For the past four-five years, the income tax (I-T) department has been consistently tightening its noose around realty transactions. From making registration of rental agreements with PAN details of both the tenant and owner mandatory to the latest — deduction of TDS (tax deducted at source) on monthly rental of Rs 50,000 and above — rules have been tightened significantly to ensure black money isn’t generated from this sector.
The Central Board of Direct Taxes’ (CBDT’s) latest salvo targets people who claim significant amounts as house rent allowance (HRA), sometimes with the help of false documents. From June onwards, those who pay monthly rental of Rs 50,000 need to deduct 5 per cent TDS and deposit it with the I-T department. This TDS trail will serve as proof for people claiming high HRA. The provision was introduced in the Finance Bill, 2017. “The idea behind the provision is to make sure taxpayers don’t claim fake HRA exemption and also to trace those who don’t disclose their rental income. When a trail is created, it will be possible to detect such individuals in the system,'' said Kuldip Kumar, partner and leader, personal tax, PwC India.

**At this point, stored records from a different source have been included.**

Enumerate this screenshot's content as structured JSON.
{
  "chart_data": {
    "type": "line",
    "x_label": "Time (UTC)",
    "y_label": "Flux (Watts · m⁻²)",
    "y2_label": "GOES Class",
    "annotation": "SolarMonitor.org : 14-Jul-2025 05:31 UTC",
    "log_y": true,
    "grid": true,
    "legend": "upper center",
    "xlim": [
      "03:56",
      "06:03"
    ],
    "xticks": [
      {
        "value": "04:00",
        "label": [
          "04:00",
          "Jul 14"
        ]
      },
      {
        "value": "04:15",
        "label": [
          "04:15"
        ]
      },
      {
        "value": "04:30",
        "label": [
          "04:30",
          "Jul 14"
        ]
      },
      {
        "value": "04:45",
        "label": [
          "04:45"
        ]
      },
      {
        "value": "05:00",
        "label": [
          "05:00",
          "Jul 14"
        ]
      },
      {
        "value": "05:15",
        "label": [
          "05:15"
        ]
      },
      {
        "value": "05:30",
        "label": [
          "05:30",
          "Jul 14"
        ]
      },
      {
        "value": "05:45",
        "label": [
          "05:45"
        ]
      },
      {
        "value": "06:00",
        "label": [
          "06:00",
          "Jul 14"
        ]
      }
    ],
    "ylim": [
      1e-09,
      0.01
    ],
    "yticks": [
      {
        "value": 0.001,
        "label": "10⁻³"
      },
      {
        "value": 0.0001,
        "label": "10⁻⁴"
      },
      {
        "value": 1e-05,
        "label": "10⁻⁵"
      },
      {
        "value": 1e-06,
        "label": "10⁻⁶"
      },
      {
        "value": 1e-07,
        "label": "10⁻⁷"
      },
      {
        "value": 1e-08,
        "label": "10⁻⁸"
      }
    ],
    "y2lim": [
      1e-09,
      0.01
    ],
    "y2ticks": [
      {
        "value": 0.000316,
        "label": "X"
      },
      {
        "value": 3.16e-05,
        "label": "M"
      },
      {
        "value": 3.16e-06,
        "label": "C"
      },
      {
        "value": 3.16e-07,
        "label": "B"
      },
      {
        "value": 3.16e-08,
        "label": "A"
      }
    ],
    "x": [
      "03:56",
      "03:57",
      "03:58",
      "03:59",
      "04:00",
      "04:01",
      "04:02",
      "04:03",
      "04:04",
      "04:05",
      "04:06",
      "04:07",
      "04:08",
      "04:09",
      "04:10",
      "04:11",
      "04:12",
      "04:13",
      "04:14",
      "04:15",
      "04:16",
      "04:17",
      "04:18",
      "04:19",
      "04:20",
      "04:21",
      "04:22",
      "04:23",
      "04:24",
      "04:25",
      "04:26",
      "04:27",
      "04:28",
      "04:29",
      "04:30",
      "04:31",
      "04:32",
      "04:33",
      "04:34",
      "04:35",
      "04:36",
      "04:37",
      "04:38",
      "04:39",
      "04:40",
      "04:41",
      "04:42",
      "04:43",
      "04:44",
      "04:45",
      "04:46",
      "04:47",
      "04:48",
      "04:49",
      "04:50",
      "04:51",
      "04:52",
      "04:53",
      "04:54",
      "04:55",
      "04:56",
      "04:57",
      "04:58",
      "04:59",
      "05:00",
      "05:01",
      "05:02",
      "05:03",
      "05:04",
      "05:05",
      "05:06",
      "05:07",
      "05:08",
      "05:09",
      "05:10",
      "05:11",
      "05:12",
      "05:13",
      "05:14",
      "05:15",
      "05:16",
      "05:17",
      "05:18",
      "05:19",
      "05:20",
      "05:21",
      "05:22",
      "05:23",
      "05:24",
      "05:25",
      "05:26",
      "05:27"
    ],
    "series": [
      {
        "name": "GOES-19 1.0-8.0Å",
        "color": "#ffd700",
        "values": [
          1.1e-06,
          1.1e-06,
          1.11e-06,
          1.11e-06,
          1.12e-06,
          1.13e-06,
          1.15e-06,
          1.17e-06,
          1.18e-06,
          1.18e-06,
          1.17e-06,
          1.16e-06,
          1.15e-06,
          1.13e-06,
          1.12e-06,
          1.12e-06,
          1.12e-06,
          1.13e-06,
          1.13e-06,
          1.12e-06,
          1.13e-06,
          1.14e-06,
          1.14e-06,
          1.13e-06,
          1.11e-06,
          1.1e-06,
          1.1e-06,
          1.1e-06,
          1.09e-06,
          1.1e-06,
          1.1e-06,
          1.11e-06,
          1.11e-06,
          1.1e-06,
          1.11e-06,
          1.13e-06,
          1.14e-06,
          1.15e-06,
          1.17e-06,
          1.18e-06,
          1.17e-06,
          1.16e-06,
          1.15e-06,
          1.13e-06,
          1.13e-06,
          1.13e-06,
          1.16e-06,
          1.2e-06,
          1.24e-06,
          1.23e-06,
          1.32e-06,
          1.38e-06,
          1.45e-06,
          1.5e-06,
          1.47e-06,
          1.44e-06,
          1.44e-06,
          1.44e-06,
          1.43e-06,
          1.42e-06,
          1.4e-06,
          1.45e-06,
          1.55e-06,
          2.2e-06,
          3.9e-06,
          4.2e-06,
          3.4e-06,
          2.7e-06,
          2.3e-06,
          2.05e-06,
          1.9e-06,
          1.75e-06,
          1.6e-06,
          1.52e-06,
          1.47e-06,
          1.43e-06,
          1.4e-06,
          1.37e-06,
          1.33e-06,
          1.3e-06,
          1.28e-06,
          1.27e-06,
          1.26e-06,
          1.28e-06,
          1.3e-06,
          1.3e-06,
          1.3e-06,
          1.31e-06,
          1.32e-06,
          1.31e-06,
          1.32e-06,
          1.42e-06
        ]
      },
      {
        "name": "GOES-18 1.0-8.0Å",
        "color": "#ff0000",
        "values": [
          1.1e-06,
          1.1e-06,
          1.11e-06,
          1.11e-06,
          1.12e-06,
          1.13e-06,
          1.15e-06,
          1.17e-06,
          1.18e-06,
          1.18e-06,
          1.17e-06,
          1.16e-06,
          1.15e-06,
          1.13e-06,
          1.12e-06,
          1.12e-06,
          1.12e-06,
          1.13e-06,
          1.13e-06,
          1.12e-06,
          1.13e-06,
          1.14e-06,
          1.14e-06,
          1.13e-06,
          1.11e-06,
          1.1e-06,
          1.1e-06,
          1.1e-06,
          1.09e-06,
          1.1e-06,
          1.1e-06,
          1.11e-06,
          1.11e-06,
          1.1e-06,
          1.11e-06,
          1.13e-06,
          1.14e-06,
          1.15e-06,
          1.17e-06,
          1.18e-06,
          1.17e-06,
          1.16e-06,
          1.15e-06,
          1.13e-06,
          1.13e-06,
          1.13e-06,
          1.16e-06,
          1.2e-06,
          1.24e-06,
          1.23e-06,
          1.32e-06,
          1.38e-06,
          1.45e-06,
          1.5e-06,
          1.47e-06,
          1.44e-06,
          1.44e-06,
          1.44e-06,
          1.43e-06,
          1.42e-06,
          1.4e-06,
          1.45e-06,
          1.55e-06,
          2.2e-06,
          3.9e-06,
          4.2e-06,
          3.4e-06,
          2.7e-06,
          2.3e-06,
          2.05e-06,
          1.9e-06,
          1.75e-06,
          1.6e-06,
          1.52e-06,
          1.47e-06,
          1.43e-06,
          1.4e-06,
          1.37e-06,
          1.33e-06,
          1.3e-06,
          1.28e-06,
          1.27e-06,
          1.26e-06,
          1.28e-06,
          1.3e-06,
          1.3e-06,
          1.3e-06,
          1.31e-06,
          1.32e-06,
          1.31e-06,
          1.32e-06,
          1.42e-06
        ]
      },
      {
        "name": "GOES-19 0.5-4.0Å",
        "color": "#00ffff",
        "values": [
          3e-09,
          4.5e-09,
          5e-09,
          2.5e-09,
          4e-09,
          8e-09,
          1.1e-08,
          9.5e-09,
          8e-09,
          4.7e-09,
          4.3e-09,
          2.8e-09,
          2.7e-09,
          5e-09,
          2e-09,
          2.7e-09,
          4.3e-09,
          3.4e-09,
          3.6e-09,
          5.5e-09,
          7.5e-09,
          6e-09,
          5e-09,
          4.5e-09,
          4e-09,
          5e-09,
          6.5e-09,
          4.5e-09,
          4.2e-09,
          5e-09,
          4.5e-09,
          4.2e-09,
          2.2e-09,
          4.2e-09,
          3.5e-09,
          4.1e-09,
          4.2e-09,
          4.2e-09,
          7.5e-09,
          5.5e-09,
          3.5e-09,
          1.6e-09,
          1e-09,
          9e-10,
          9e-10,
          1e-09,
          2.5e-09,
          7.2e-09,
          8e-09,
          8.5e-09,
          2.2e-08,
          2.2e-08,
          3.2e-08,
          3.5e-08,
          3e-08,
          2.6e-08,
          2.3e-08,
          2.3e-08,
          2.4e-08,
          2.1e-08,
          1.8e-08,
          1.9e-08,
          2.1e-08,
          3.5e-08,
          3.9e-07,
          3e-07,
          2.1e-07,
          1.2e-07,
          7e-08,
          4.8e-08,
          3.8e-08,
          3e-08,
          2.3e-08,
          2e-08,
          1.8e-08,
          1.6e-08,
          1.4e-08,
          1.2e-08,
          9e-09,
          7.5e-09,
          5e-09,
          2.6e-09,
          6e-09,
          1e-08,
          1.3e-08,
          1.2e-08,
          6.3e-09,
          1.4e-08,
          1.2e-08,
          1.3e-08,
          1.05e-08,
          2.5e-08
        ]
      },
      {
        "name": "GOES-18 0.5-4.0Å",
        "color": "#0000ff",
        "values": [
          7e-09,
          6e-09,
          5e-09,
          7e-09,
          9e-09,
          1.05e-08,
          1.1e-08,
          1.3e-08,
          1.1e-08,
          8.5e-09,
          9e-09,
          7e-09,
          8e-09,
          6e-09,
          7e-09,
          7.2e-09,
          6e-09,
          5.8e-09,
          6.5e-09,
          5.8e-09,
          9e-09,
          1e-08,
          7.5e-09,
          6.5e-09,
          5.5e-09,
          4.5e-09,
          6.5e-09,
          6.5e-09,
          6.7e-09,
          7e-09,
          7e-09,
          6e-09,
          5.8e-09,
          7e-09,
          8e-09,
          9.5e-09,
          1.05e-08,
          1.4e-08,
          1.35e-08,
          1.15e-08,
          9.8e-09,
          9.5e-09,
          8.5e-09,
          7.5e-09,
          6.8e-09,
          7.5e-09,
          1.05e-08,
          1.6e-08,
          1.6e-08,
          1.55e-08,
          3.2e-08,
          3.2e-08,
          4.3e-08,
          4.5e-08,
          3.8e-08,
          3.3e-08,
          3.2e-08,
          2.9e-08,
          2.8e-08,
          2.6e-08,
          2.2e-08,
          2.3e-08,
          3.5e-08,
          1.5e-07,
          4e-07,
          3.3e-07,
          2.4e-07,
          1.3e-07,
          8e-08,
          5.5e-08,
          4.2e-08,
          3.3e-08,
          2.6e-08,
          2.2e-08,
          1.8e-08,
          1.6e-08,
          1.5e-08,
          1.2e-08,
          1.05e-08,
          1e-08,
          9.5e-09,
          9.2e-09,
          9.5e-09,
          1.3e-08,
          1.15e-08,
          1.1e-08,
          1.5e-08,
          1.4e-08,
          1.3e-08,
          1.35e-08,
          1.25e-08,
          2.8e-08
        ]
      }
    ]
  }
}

Interestingly, the government has also made the provision that if multiple tenants stay at the same place and pay total rent of Rs 50,000 and above per month, they need not deduct TDS. But, all tenants’ names should be in the registered agreement with the owner. On the other hand, if the entire rent is paid by a single tenant and the others are merely paying that person, then TDS is applicable. Clearly, CBDT has given relief to people staying together, especially in big cities and paying high rent to stay near their office or for any other reasons.
The procedure is similar to deducting TDS while purchasing property, where the buyer has to deduct TDS of 1 per cent. Under Section 194-IB, tenants have to deduct TDS at the rate of 5 per cent and deposit it with the government within a month’s time. “If the tenant does not deduct the TDS or fails to deposit the tax with the government, both tenant as well as landlord will have to pay penalty and interest,” said Naveen Wadhwa, general manager, Taxmann.com. The penalty for not deducting TDS and not depositing the tax with the government is 1 per cent and 1.5 per cent, respectively, per month.
Things have been simplified further by allowing TDS to be paid without any requirement of TAN (Tax Deduction and Collection Account Number). By simply using the tenant and landlord’s PAN, the tax can be paid.
The tenant has to file form 26QC and deposit the money with the government. This is to be done online through the I-T department’s website, using the tenant and landlord’s PANs. If the landlord’s PAN is not available, then tax has to be deducted at 20 per cent, instead of 5 per cent. After filing form 26QC, the tenant has to generate Form 16C and issue it to the landlord within 15 days. Form 16C is the new form for taxes deducted on rental, like Form 16 for salaried individuals, Form 16A for interest payment and Form 16B for purchase of immovable property.
“Since the tenant is deducting TDS, the landlord will have to disclose rental income. If the TDS is not deduced, the landlord cannot take credit and he will have to pay tax. And if the TDS is deducted, the landlord can take credit and file for refund, if any,” said Archit Gupta, founder and CEO, Cleartax.com.